After these calculations the two types of dameges were added upe, and a subset was made for those events where the total damage was more than 1 billion dollars. The amounts were transformed to 1 billion dollar units, and a bargraph was made with decreasing damages.
stormdata<-read.csv("repdata_data_StormData.csv")
# subsetting records with positive number of death and injuries
stormdata_health <-stormdata[stormdata$FATALITIES>0 | stormdata$INJURIES>0, c("EVTYPE", "FATALITIES", "INJURIES")]
storm_fatal<-with(stormdata,tapply(FATALITIES, EVTYPE, sum))
storm_fatal<-storm_fatal[storm_fatal>100]
storm_fatal_df<-data.frame(EVTYPE=names(storm_fatal),FATALITIES=storm_fatal)
storm_inj<-with(stormdata,tapply(INJURIES, EVTYPE, sum))
storm_inj<-storm_inj[storm_inj>1000]
storm_inj_df<-data.frame(EVTYPE=names(storm_inj), INJURIES=storm_inj)
library(plyr)
stormdata_dmg <-stormdata[stormdata$CROPDMG>0 | stormdata$PROPDMG>0, c("EVTYPE", "CROPDMG", "PROPDMG","PROPDMGEXP","CROPDMGEXP")]
#Proprietary damages
stormdata_dmg$PROPDMGEXP_num <- mapvalues(stormdata_dmg$PROPDMGEXP, from = c("K", "M", "", "B", "m", "+", "0", "5", "6", "4", "2", "3", "h", "7", "H", "-"), to = c(1000, 1000000, 0, 1000000000, 1000000, 10, 10, 10, 0, 10, 10, 10, 100,10, 100, 0))
stormdata_dmg$PROPDMGEXP_num <- as.numeric(stormdata_dmg$PROPDMGEXP_num)
stormdata_dmg$PROPDMG_tot <- stormdata_dmg$PROPDMG * stormdata_dmg$PROPDMGEXP_num
# Crop damages
stormdata_dmg$CROPDMGEXP_num <- mapvalues(stormdata_dmg$CROPDMGEXP, from = c("", "M", "K", "m", "B", "?", "0", "k"), to = c(0, 1000000, 1000, 1000000, 1000000000, 0, 10, 1000))
stormdata_dmg$CROPDMGEXP_num <- as.numeric(stormdata_dmg$CROPDMGEXP_num)
stormdata_dmg$CROPDMG_tot <- stormdata_dmg$CROPDMG * stormdata_dmg$CROPDMGEXP_num
stormdata_dmg$tot<-stormdata_dmg$CROPDMG_tot+stormdata_dmg$PROPDMG_tot
storm_dmg<-with(stormdata_dmg,tapply(tot, EVTYPE, sum))

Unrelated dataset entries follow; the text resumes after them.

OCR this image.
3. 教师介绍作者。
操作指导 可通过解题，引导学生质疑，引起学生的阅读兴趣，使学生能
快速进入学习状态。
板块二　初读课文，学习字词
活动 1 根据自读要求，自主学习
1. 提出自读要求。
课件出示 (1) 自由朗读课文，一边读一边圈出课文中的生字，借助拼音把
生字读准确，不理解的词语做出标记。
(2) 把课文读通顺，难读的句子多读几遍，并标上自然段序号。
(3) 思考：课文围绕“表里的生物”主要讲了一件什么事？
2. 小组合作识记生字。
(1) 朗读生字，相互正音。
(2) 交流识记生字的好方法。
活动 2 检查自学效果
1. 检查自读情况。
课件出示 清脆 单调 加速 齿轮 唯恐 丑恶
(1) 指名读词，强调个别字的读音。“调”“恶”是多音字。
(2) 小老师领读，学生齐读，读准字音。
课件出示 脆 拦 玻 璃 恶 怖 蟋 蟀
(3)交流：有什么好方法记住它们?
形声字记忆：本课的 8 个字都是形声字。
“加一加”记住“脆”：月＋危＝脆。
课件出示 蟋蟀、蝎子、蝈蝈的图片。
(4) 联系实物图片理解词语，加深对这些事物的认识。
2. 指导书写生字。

storm_dmg<-storm_dmg[storm_dmg>10000000000]
storm_dmg_df<-data.frame(EVTYPE=names(storm_dmg),DAMAGE=storm_dmg/1000000000)

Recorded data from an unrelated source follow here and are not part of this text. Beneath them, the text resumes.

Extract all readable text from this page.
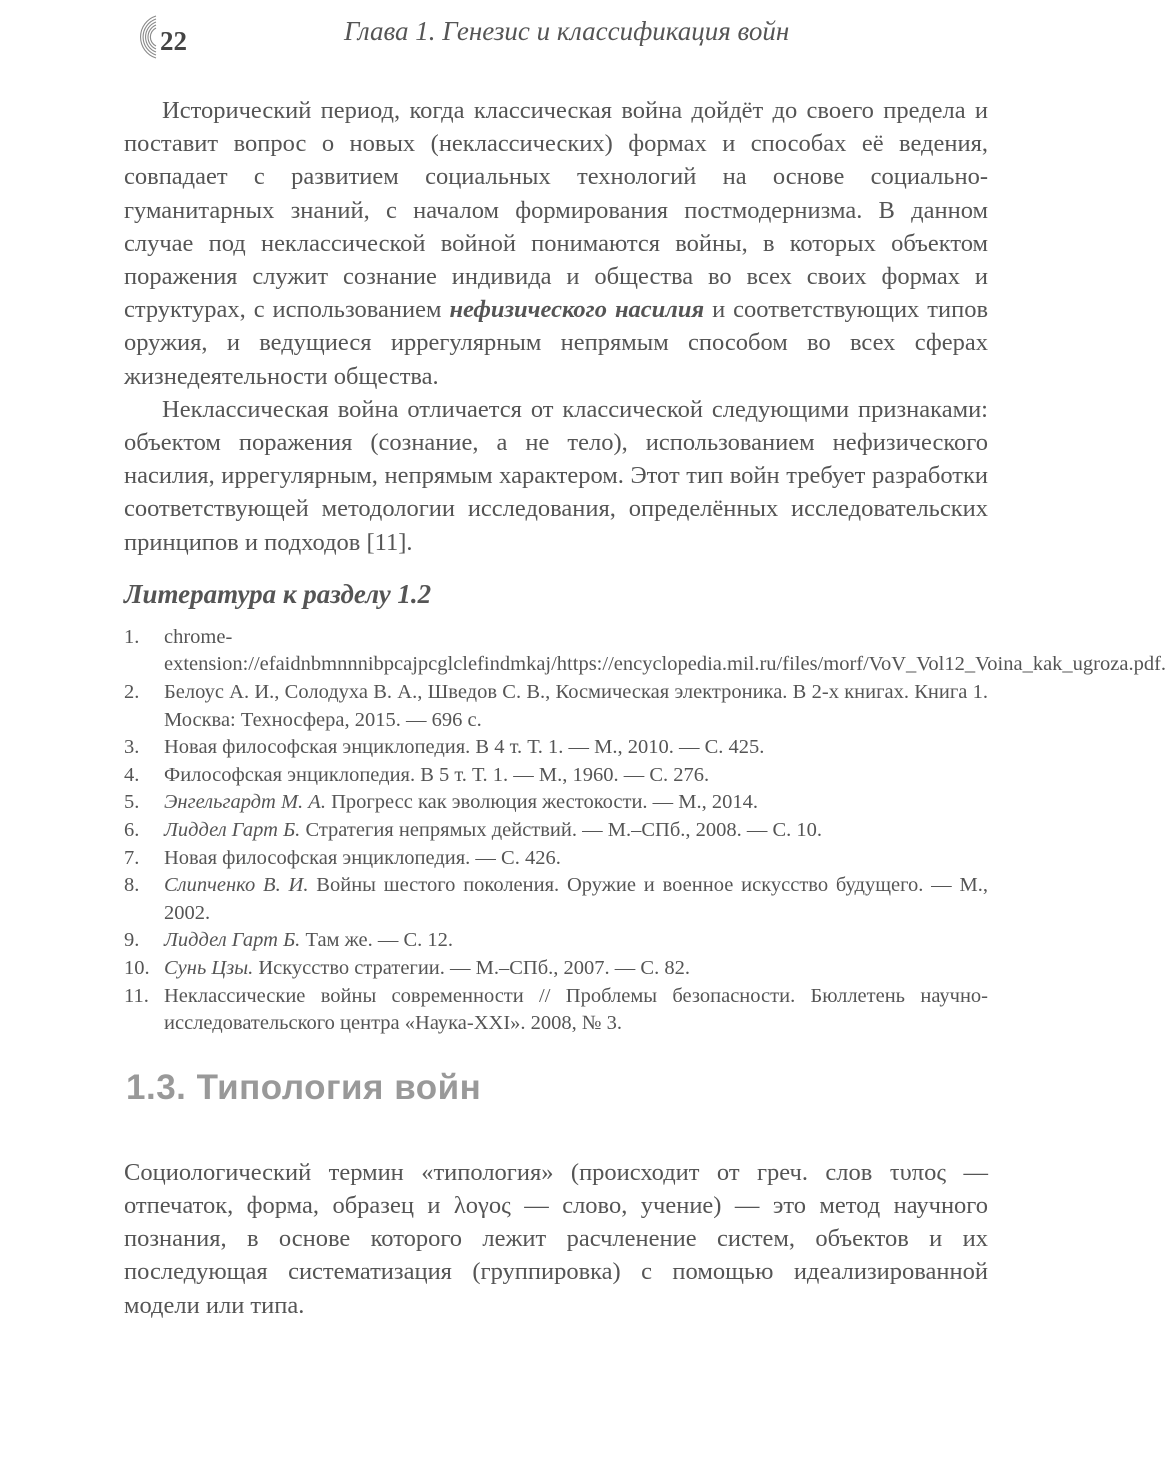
22	Глава 1. Генезис и классификация войн

Исторический период, когда классическая война дойдёт до своего предела и поставит вопрос о новых (неклассических) формах и способах её ведения, совпадает с развитием социальных технологий на основе социально-гуманитарных знаний, с началом формирования постмодернизма. В данном случае под неклассической войной понимаются войны, в которых объектом поражения служит сознание индивида и общества во всех своих формах и структурах, с использованием нефизического насилия и соответствующих типов оружия, и ведущиеся иррегулярным непрямым способом во всех сферах жизнедеятельности общества.

Неклассическая война отличается от классической следующими признаками: объектом поражения (сознание, а не тело), использованием нефизического насилия, иррегулярным, непрямым характером. Этот тип войн требует разработки соответствующей методологии исследования, определённых исследовательских принципов и подходов [11].

Литература к разделу 1.2
1. chrome-extension://efaidnbmnnnibpcajpcglclefindmkaj/https://encyclopedia.mil.ru/files/morf/VoV_Vol12_Voina_kak_ugroza.pdf.
2. Белоус А. И., Солодуха В. А., Шведов С. В., Космическая электроника. В 2-х книгах. Книга 1. Москва: Техносфера, 2015. — 696 с.
3. Новая философская энциклопедия. В 4 т. Т. 1. — М., 2010. — С. 425.
4. Философская энциклопедия. В 5 т. Т. 1. — М., 1960. — С. 276.
5. Энгельгардт М. А. Прогресс как эволюция жестокости. — М., 2014.
6. Лиддел Гарт Б. Стратегия непрямых действий. — М.–СПб., 2008. — С. 10.
7. Новая философская энциклопедия. — С. 426.
8. Слипченко В. И. Войны шестого поколения. Оружие и военное искусство будущего. — М., 2002.
9. Лиддел Гарт Б. Там же. — С. 12.
10. Сунь Цзы. Искусство стратегии. — М.–СПб., 2007. — С. 82.
11. Неклассические войны современности // Проблемы безопасности. Бюллетень научно-исследовательского центра «Наука-XXI». 2008, № 3.
1.3. Типология войн

Социологический термин «типология» (происходит от греч. слов τυπος — отпечаток, форма, образец и λογος — слово, учение) — это метод научного познания, в основе которого лежит расчленение систем, объектов и их последующая систематизация (группировка) с помощью идеализированной модели или типа.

kable(storm_fatal,row.names=T, col.names = "Number of death", caption = "Table 1. Number of death by event types")
| Number of death | |
|---|---|
| AVALANCHE | 224 |
| BLIZZARD | 101 |
| EXCESSIVE HEAT | 1903 |
| EXTREME COLD | 160 |
| EXTREME COLD/WIND CHILL | 125 |
| FLASH FLOOD | 978 |
| FLOOD | 470 |
| HEAT | 937 |
| HEAT WAVE | 172 |
| HEAVY SNOW | 127 |
| HIGH SURF | 101 |
| HIGH WIND | 248 |
| LIGHTNING | 816 |
| RIP CURRENT | 368 |
| RIP CURRENTS | 204 |
| STRONG WIND | 103 |
| THUNDERSTORM WIND | 133 |
| TORNADO | 5633 |
| TSTM WIND | 504 |
| WINTER STORM | 206 |
Plot_fatal <- ggplot(data=storm_fatal_df, aes(x=reorder(EVTYPE, -FATALITIES), y=FATALITIES)) +
geom_bar(fill="blue",stat="identity") +
ylab("Number of fatalities") + xlab("Event type") +
theme(legend.position="none") + theme(axis.text.x = element_text(size = 6, angle = 30, hjust = 1))
print(Plot_fatal)
kable(storm_inj,row.names=T, col.names = "Number of injuries", caption = "Table 2. Number of injuries by event type")
| Number of injuries | |
|---|---|
| EXCESSIVE HEAT | 6525 |
| FLASH FLOOD | 1777 |
| FLOOD | 6789 |
| HAIL | 1361 |
| HEAT | 2100 |
| HEAVY SNOW | 1021 |
| HIGH WIND | 1137 |
| HURRICANE/TYPHOON | 1275 |
| ICE STORM | 1975 |
| LIGHTNING | 5230 |
| THUNDERSTORM WIND | 1488 |
| TORNADO | 91346 |
| TSTM WIND | 6957 |
| WINTER STORM | 1321 |
Plot_inj <- ggplot(data=storm_inj_df, aes(x=reorder(EVTYPE, -INJURIES), y=INJURIES)) +
geom_bar(fill="red", stat="identity") +
ylab("Number of injuries") + xlab("Event type") +
theme(legend.position="none") + theme(axis.text.x = element_text(size = 6, angle = 30, hjust = 1))
print(Plot_inj)
kable(storm_dmg,row.names=T, col.names = "Damage in $", caption = "Table 3. Damage by event type")
| Damage in $ | |
|---|---|
| DROUGHT | 15018672000 |
| FLASH FLOOD | 17562132111 |
| FLOOD | 150319678250 |
| HAIL | 18758224527 |
| HURRICANE | 14610229010 |
| HURRICANE/TYPHOON | 71913712800 |
| RIVER FLOOD | 10148404500 |
| STORM SURGE | 43323541000 |
| TORNADO | 57352118147 |
Plot_dmg <- ggplot(data=storm_dmg_df, aes(x=reorder(EVTYPE, -DAMAGE), y=DAMAGE)) +
geom_bar(fill="darkgreen",stat="identity") +
ylab("Damage in billion dollars") + xlab("Event type") +
theme(legend.position="none") + theme(axis.text.x = element_text(size = 6, angle = 30, hjust = 1))
print(Plot_dmg)
Based on the tables and figures, tornados have the largest effect on health events, and floods have the largest economic impact.